Plötzlich spürte ich einen heißen Atem in meinem Nacken. Ich drehte mich um. Mit einem teuflischem Grinsen stand sie so nah hinter mir, dass ich schreiend zurücktaukelte. Es war Magie. Ihre vollständig weißen Augen schienen mich regelrecht anzustarren.
Wie aus dem nichts, fing sie an zu kreischen und mit einem mal wusste ich, was anders war als sonst.

Es fühlte sich echt an.

Ich wusste, dass ich träumte.
Ich konnte mich selbst steuern.
Und ich konnte alles spüren.
Alles.

Der Schmerz in meinen Ohren, wegen des ohrenbetäubenden Kreischens.
Der Atem der mir entgegenschlug und mir ein paar Haarsträhnen aus dem Gesicht wehte.
Der widerliche Gruch dieses Atems.
Das nasse Gefühl an meinen Füßen als ich in die Blutpfütze trat, weil ich begonnen hatte zu rennen.

Doch ich kam nicht weit, denn nach ein paar Schritten wurde ich an meinen Haaren zurückgerissen.

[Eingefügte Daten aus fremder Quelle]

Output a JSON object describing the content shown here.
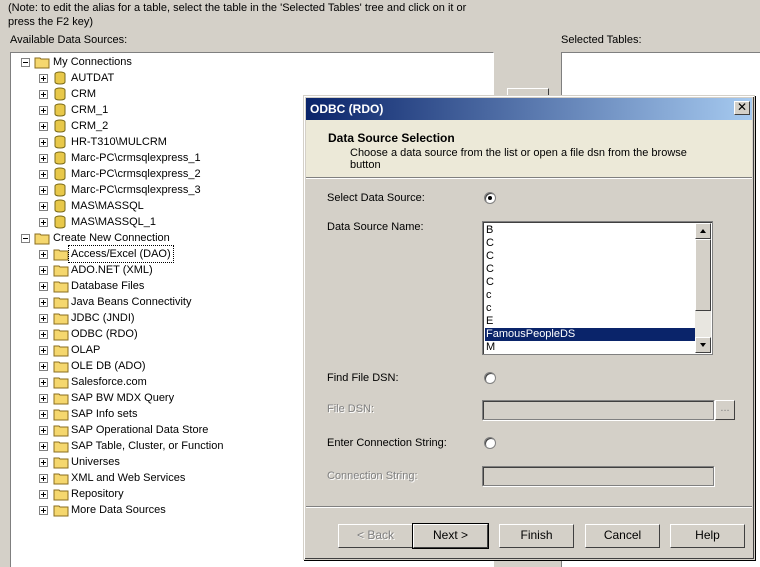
{
  "note": "(Note: to edit the alias for a table, select the table in the 'Selected Tables' tree and click on it or press the F2 key)",
  "available_label": "Available Data Sources:",
  "selected_label": "Selected Tables:",
  "tree": {
    "my_connections": "My Connections",
    "connections": [
      "AUTDAT",
      "CRM",
      "CRM_1",
      "CRM_2",
      "HR-T310\\MULCRM",
      "Marc-PC\\crmsqlexpress_1",
      "Marc-PC\\crmsqlexpress_2",
      "Marc-PC\\crmsqlexpress_3",
      "MAS\\MASSQL",
      "MAS\\MASSQL_1"
    ],
    "create_new": "Create New Connection",
    "types": [
      "Access/Excel (DAO)",
      "ADO.NET (XML)",
      "Database Files",
      "Java Beans Connectivity",
      "JDBC (JNDI)",
      "ODBC (RDO)",
      "OLAP",
      "OLE DB (ADO)",
      "Salesforce.com",
      "SAP BW MDX Query",
      "SAP Info sets",
      "SAP Operational Data Store",
      "SAP Table, Cluster, or Function",
      "Universes",
      "XML and Web Services",
      "Repository",
      "More Data Sources"
    ]
  },
  "dialog": {
    "title": "ODBC (RDO)",
    "close_glyph": "✕",
    "header_title": "Data Source Selection",
    "header_desc": "Choose a data source from the list or open a file dsn from the browse button",
    "select_ds_label": "Select Data Source:",
    "ds_name_label": "Data Source Name:",
    "ds_list": [
      "B",
      "C",
      "C",
      "C",
      "C",
      "c",
      "c",
      "E",
      "FamousPeopleDS",
      "M"
    ],
    "ds_selected": "FamousPeopleDS",
    "find_file_label": "Find File DSN:",
    "file_dsn_label": "File DSN:",
    "browse_glyph": "...",
    "enter_conn_label": "Enter Connection String:",
    "conn_string_label": "Connection String:",
    "buttons": {
      "back": "< Back",
      "next": "Next >",
      "finish": "Finish",
      "cancel": "Cancel",
      "help": "Help"
    }
  },
  "colors": {
    "title_start": "#0a246a",
    "title_end": "#a6caf0",
    "selection": "#0a246a",
    "window_bg": "#d4d0c8",
    "header_bg": "#ece9d8"
  }
}
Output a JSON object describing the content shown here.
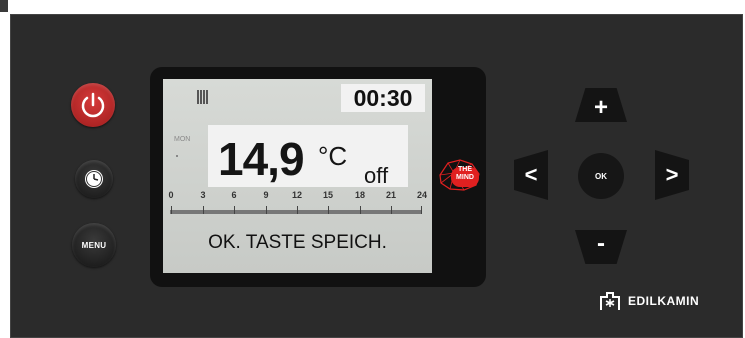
{
  "buttons": {
    "power": "power-icon",
    "clock": "clock-icon",
    "menu_label": "MENU",
    "up_label": "+",
    "down_label": "-",
    "left_label": "<",
    "right_label": ">",
    "ok_label": "OK"
  },
  "display": {
    "time": "00:30",
    "day": "MON",
    "temperature": "14,9",
    "unit": "°C",
    "state": "off",
    "scale_labels": [
      "0",
      "3",
      "6",
      "9",
      "12",
      "15",
      "18",
      "21",
      "24"
    ],
    "message": "OK. TASTE SPEICH."
  },
  "logos": {
    "mind_line1": "THE",
    "mind_line2": "MIND",
    "brand": "EDILKAMIN"
  },
  "colors": {
    "panel": "#2b2b2b",
    "power_button": "#c62828",
    "lcd_background": "#d3d6d2",
    "mind_red": "#e02020"
  }
}
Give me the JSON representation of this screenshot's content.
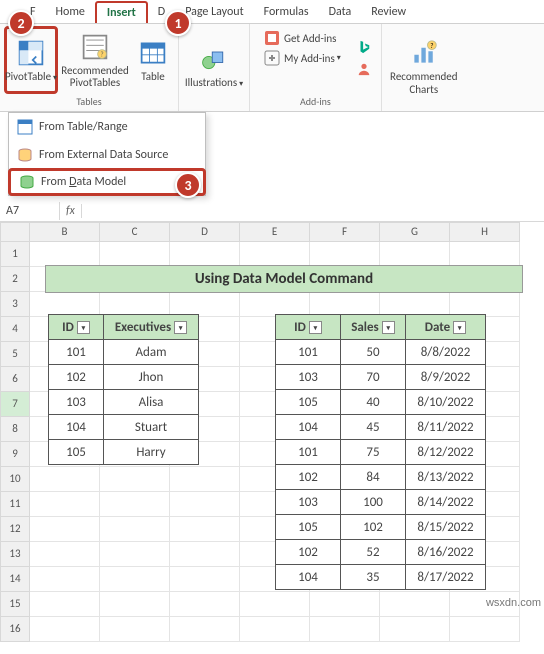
{
  "tabs": {
    "file": "F",
    "home": "Home",
    "insert": "Insert",
    "draw": "D",
    "page_layout": "Page Layout",
    "formulas": "Formulas",
    "data": "Data",
    "review": "Review"
  },
  "ribbon": {
    "pivottable": {
      "label": "PivotTable",
      "caption": "Tables"
    },
    "rec_pivot": "Recommended\nPivotTables",
    "table": "Table",
    "illustrations": "Illustrations",
    "get_addins": "Get Add-ins",
    "my_addins": "My Add-ins",
    "addins_caption": "Add-ins",
    "rec_charts": "Recommended\nCharts"
  },
  "dropdown": {
    "i1": "From Table/Range",
    "i2": "From External Data Source",
    "i3_pre": "From ",
    "i3_u": "D",
    "i3_post": "ata Model"
  },
  "formula": {
    "namebox": "A7",
    "fx": "fx"
  },
  "cols": [
    "B",
    "C",
    "D",
    "E",
    "F",
    "G",
    "H"
  ],
  "title_band": "Using Data Model Command",
  "table1": {
    "headers": [
      "ID",
      "Executives"
    ],
    "rows": [
      [
        "101",
        "Adam"
      ],
      [
        "102",
        "Jhon"
      ],
      [
        "103",
        "Alisa"
      ],
      [
        "104",
        "Stuart"
      ],
      [
        "105",
        "Harry"
      ]
    ]
  },
  "table2": {
    "headers": [
      "ID",
      "Sales",
      "Date"
    ],
    "rows": [
      [
        "101",
        "50",
        "8/8/2022"
      ],
      [
        "103",
        "70",
        "8/9/2022"
      ],
      [
        "105",
        "40",
        "8/10/2022"
      ],
      [
        "104",
        "45",
        "8/11/2022"
      ],
      [
        "101",
        "75",
        "8/12/2022"
      ],
      [
        "102",
        "84",
        "8/13/2022"
      ],
      [
        "103",
        "100",
        "8/14/2022"
      ],
      [
        "105",
        "102",
        "8/15/2022"
      ],
      [
        "102",
        "52",
        "8/16/2022"
      ],
      [
        "104",
        "35",
        "8/17/2022"
      ]
    ]
  },
  "rownums": [
    "1",
    "2",
    "3",
    "4",
    "5",
    "6",
    "7",
    "8",
    "9",
    "10",
    "11",
    "12",
    "13",
    "14",
    "15",
    "16"
  ],
  "callouts": {
    "c1": "1",
    "c2": "2",
    "c3": "3"
  },
  "watermark": "wsxdn.com"
}
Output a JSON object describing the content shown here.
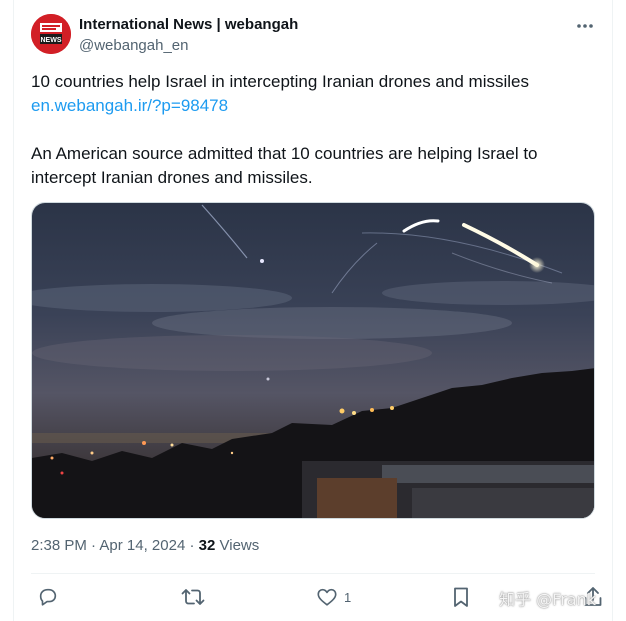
{
  "author": {
    "display_name": "International News | webangah",
    "handle": "@webangah_en",
    "avatar_icon": "news-logo-icon",
    "avatar_color": "#d21f26"
  },
  "tweet": {
    "headline": "10 countries help Israel in intercepting Iranian drones and missiles",
    "link": "en.webangah.ir/?p=98478",
    "body": "An American source admitted that 10 countries are helping Israel to intercept Iranian drones and missiles."
  },
  "meta": {
    "time": "2:38 PM",
    "separator": "·",
    "date": "Apr 14, 2024",
    "views_count": "32",
    "views_label": "Views"
  },
  "actions": {
    "reply_icon": "reply-icon",
    "retweet_icon": "retweet-icon",
    "like_icon": "heart-icon",
    "like_count": "1",
    "bookmark_icon": "bookmark-icon",
    "share_icon": "share-icon"
  },
  "watermark": "知乎 @Frank",
  "colors": {
    "link": "#1d9bf0",
    "secondary_text": "#536471",
    "primary_text": "#0f1419"
  }
}
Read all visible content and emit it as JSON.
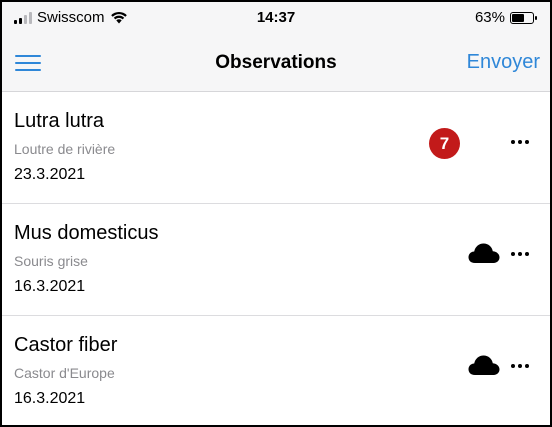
{
  "status_bar": {
    "carrier": "Swisscom",
    "time": "14:37",
    "battery_percent": "63%",
    "battery_level": 0.63
  },
  "nav": {
    "title": "Observations",
    "send_label": "Envoyer",
    "menu_icon": "hamburger-menu-icon",
    "accent_color": "#2f87d8"
  },
  "observations": [
    {
      "scientific_name": "Lutra lutra",
      "common_name": "Loutre de rivière",
      "date": "23.3.2021",
      "status": "badge",
      "badge_count": "7",
      "badge_color": "#c21a1a"
    },
    {
      "scientific_name": "Mus domesticus",
      "common_name": "Souris grise",
      "date": "16.3.2021",
      "status": "cloud",
      "status_icon": "cloud-icon"
    },
    {
      "scientific_name": "Castor fiber",
      "common_name": "Castor d'Europe",
      "date": "16.3.2021",
      "status": "cloud",
      "status_icon": "cloud-icon"
    }
  ]
}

Und auch das spürte ich. Mehr als deutlich.
Und obwohl ich sie nicht einmal sehen konnte, wusste ich am Klang ihrer Stimme sofort, dass es Jenny war.
"Schön hiergeblieben!"
Und ich merkte, dass sie grinste.

Instinktiv rammte ich ihr meinen Ellenbogen in den Bauch, woraufhin sie kurz nach Luft rang, mich aber weiterhin an den Haaren festhielt.
"Misstück", presste sie hervor und zog mich mit sich mit.
"Lass mich los", zischte ich während ich nach ihrer Hand an meinen Haaren griff. Ihre Finger waren abgemagert und knochig, aber mein Überlebenswille hielt mich davon ab, loszulassen.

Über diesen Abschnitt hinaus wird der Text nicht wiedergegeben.